Wenhong Luo, Assistant Curator of Yunnan Nationalities Museum and co-curator of Beijing's 798 Art Zone, will talk about the cultural space during an informal brownbag discussion at the Mathers Museum. In a group of 60 year-old decommissioned electronic components factories in Dashanzi, in Chaoyang District of Beijing, an art zone rises and thrives. Called 798, this art colony has become one of the "calling cards" of Beijing, a cultural landmark, a popular showcase of contemporary Chinese art, a booming locale of creative industries, and an important public space for citizens and visitors. The event will be free and open to the public.
Exhibition Opening: Beijing's 798 Art Zone
Thursday, April 6; 7 to 8:30 p.m.
After the turn of the 21st century, artists and cultural entrepreneurs began colonizing a former military factory complex in northeast Beijing. Taking its name from that numbered factory, the 798 Art Zone is an urban arts colony that now attracts visitors from around China and the world. Offering a glimpse of a compelling place that is both visually saturated and reflective of the state of contemporary arts and society in present-day China, Beijing's 798 Art Zone introduces the district and its ever-changing artistic landscape through photographs. The event will be free and open to the public.

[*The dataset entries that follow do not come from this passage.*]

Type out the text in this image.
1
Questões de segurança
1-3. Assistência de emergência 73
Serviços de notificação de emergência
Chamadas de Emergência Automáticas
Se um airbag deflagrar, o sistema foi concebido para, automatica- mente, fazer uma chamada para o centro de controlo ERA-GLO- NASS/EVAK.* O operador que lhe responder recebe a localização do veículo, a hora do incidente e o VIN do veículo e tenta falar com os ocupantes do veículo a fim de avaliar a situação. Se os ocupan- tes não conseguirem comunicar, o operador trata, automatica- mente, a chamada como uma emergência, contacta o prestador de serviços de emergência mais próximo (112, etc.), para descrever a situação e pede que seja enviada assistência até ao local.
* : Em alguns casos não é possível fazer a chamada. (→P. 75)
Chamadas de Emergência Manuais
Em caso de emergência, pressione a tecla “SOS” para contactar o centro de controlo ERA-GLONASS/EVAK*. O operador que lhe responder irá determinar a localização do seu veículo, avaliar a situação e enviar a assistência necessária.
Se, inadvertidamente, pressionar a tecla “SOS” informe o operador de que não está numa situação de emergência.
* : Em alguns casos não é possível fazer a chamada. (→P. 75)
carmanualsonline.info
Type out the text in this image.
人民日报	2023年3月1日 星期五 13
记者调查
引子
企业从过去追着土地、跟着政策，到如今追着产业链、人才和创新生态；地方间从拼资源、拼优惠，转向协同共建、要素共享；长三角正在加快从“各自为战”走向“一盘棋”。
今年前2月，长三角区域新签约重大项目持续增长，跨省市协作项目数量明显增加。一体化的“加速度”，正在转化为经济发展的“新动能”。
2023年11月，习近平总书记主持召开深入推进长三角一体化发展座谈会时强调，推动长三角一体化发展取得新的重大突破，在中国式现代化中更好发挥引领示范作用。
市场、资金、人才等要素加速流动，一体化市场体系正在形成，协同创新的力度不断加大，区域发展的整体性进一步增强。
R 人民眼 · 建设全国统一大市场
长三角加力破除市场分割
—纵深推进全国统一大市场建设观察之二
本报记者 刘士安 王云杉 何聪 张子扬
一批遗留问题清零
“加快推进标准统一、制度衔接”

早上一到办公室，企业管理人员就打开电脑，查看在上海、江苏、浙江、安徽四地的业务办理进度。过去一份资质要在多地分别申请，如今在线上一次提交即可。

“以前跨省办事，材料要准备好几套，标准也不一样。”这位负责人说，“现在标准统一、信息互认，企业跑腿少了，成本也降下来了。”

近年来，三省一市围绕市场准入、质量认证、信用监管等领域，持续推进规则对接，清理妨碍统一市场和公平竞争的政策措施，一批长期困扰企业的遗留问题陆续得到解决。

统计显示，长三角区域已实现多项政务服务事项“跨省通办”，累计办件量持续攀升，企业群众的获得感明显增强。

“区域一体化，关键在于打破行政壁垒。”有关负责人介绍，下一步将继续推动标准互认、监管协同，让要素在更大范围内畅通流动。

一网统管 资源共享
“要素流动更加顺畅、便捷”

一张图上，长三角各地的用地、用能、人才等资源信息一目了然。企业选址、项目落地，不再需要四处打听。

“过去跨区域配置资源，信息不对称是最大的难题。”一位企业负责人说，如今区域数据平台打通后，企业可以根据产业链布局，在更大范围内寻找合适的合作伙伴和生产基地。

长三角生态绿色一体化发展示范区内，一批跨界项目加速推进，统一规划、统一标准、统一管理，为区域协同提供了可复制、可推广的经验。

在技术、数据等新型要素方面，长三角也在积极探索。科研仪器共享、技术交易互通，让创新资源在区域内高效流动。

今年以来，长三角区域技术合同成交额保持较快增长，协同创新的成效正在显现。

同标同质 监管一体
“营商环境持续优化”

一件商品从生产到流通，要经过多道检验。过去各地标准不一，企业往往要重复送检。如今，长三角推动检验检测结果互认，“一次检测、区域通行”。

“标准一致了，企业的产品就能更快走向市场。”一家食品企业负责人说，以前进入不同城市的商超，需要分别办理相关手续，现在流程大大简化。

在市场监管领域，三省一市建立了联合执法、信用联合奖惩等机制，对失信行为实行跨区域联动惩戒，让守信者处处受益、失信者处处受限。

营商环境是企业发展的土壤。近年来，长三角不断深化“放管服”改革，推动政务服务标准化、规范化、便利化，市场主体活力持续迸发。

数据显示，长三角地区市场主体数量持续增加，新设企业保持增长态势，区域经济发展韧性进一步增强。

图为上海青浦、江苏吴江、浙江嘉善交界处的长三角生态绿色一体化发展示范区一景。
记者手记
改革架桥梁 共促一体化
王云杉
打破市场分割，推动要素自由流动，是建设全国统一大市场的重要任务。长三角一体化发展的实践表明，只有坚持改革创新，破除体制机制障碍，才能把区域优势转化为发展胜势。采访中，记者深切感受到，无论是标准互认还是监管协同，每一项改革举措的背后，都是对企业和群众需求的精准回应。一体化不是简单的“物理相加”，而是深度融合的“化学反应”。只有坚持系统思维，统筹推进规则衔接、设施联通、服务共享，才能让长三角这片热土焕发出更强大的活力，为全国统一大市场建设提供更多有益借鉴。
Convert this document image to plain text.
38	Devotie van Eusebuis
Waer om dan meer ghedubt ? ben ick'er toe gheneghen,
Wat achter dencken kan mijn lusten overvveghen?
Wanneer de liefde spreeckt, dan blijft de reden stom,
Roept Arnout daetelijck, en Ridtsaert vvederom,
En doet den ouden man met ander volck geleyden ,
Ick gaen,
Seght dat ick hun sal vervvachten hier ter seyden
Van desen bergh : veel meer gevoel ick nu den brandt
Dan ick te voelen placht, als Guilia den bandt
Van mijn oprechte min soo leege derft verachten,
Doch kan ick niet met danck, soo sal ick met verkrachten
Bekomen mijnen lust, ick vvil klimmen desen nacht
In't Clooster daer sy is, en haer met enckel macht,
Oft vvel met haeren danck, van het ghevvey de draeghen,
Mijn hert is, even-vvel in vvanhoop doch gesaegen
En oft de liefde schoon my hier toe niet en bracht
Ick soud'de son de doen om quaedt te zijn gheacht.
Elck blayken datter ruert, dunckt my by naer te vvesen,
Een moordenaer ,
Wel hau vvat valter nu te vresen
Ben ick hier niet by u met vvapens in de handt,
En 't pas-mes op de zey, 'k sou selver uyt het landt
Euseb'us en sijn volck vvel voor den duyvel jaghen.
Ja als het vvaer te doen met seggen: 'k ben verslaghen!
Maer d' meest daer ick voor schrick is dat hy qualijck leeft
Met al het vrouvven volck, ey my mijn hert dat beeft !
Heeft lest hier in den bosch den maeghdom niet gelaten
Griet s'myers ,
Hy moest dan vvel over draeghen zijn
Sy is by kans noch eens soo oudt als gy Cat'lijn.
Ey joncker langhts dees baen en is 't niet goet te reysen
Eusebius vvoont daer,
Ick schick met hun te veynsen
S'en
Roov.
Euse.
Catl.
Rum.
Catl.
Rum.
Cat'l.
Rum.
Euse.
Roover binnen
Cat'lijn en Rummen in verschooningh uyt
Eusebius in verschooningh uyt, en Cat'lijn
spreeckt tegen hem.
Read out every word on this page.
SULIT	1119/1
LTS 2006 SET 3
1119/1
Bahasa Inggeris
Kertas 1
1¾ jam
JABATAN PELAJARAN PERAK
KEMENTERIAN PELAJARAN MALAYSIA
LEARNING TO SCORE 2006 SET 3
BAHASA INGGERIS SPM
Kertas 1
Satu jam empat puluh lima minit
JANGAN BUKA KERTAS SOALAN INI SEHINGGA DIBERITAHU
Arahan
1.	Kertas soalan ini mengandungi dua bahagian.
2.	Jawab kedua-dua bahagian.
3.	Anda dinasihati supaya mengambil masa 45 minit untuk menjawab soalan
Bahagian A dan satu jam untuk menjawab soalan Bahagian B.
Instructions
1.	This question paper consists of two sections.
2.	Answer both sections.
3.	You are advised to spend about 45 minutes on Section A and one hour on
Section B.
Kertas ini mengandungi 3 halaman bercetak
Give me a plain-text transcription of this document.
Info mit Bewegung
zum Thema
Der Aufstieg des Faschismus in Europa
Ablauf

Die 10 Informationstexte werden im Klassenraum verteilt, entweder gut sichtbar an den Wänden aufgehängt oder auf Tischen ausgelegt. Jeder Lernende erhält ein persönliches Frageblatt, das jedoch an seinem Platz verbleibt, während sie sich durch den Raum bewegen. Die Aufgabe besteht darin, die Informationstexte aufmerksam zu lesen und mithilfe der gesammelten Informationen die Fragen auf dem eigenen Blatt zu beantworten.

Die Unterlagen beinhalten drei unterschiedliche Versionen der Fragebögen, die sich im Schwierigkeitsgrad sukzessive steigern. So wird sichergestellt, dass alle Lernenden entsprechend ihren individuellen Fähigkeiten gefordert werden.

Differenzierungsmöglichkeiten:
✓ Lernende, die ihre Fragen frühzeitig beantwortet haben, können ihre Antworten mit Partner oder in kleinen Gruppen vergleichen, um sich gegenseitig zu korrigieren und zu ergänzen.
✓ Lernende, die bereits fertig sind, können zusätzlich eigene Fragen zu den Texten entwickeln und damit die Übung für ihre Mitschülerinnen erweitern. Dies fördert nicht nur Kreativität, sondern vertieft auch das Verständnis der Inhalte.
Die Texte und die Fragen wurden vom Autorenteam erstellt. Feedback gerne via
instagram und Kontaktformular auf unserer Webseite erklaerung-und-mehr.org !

FNECC Pre-Powwow Lecture: Walk a Mile in Size 15 Moccasins
Friday, April 7; 5:30 to 6:30 p.m.
Nicky Kay Michael, Delaware Council Member and University of Wyoming American Indian Studies Professor, will discuss her experiences as an indigenous mother and academic. Her talk will examine Native American culture and dance in exploring one's "place" among her Tribe and the larger Indian community. "Walk a Mile in Size 15 Moccasins" relates to the imprint a footprint makes in history, while is also a humorous anecdote to the size of her son's feet. Learning how to adjust and accommodate the tasks of making and dressing her and her children to dance, she will explain the responsibility in being able to accomplish things that seem very big and will last for generations to come. The lecture and following reception will be free and open to the public, and is sponsored by the First Nations Educational and Cultural Center.
Peter Manseau: "Throw Me the Idol. I'll Throw you the Whip: Sacred Stories, Holy Theft, and the Task of the Religion Writer"
Friday, April 7; 5:30 p.m. (at Global and International Studies Building, Room 0001)
Peter Manseau is the Lilly Endowment Curator of American Religious History at the Smithsonian Institution's National Museum of American History. He is the author of six books including the travelogue Rag and Bone and the retelling of America's diverse spiritual formation One Nation, Under Gods. The event will be free and open to the public, and is hosted by the Graduate Religious Studies Association at Indiana University and co-sponsored by the Mathers Museum of World Cultures.